3 comments / Add your comment below

  1. When Sister Harper woke up, it was just another day of service at the West American Fork temple. But after seeing something startling in traffic, she misses her turn and ends up at the East American Fork temple. She enters to discover another Sister Harper, identical to herself. Working together, they race to the other 53 temples in Utah to uncover a cloning plot that leads all the way to the Church Office Building, evading ecclesiastical officers along the way.

  2. I’ve been an ordinance worker in one of the smaller temples. You can in fact run such a temple on a pretty small staff. The one thing I’d say is that the staffing needs are skewed male because you have to have men behind the veil at the end of the session. Allowing women to help at the recommend desk has been a good start to evening out that load. Why not allow women to receive behind the veil while we’re at it? If we’re serious about the idea of having heavenly parents of both genders, surely a woman can also represent God? The theological implications are interesting, but maybe a bit too radical for today’s church leadership. I do believe this will happen one day.

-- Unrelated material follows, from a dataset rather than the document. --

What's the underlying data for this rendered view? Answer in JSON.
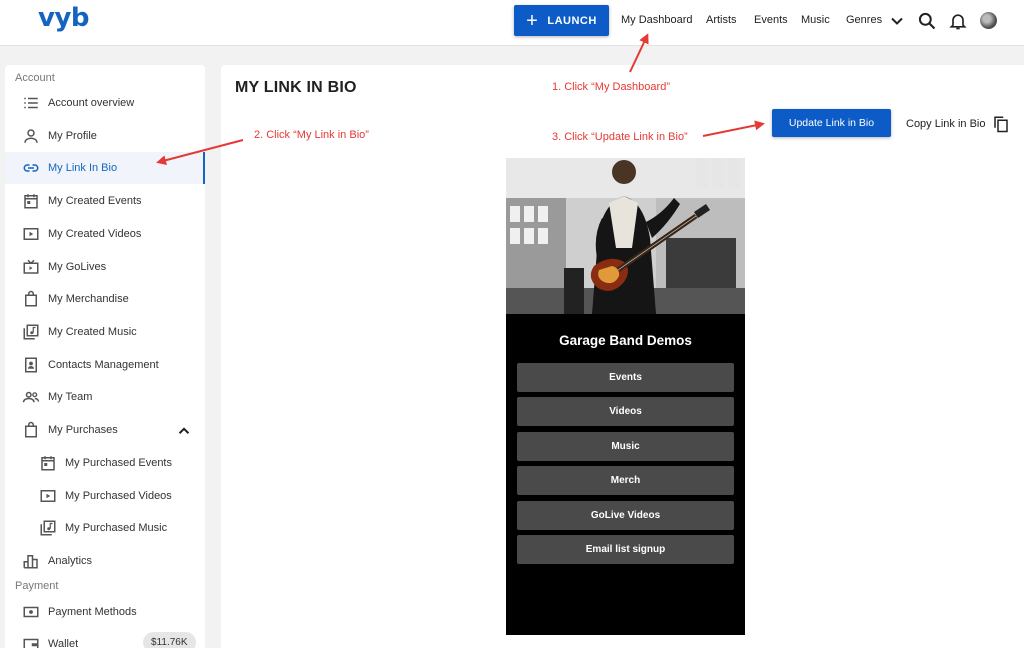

  3. Particularly at larger temples, quite a few temple workers could be replaced with a good sign that says “go this way”. I generally have a very good sense of direction, but I can never seem to figure out which direction the correct locker room is. (I guess my sense of direction is a satanic gift that doesn’t work in the temple?)

    Next, we can do away with the workers who are just there to direct you to an empty spot to change clothes. They could use lights to indicate where to go, or when passing through the recommend desk each patron could be given a locker assignment then.

    [Bonus thought: what if we just showed up wearing white clothes? Particularly for people making short drives from home to the temple, what is the point of me putting on dark pants at home, driving 5 minutes to the temple, walking into the temple and then changing into white pants? At some temples (Utah) the locker rooms could be almost entirely eliminated freeing up floor space. Temples where people are more likely to be making long trips, or taking mass transit, etc., would probably need to keep them.]

    Because the temple ceremonies are all extremely scripted, there is virtually no part of it that can’t be replaced by a recording. It’s clearly allowed for 99% of the endowment. Doing it for new names would be trivial. Either AI could read the script, or they could just have a temple worker make a recording once per day.

    But the biggest answer is that we’ll just shift from running temples 70 hours per week to 30 hours per week when the demand is higher. Some (many?) already do this. Right now just barely over half of temples that have been announced are operating. (190 out of 367.) So in theory we’re looking at another doubling of operating temples in the next 10 years.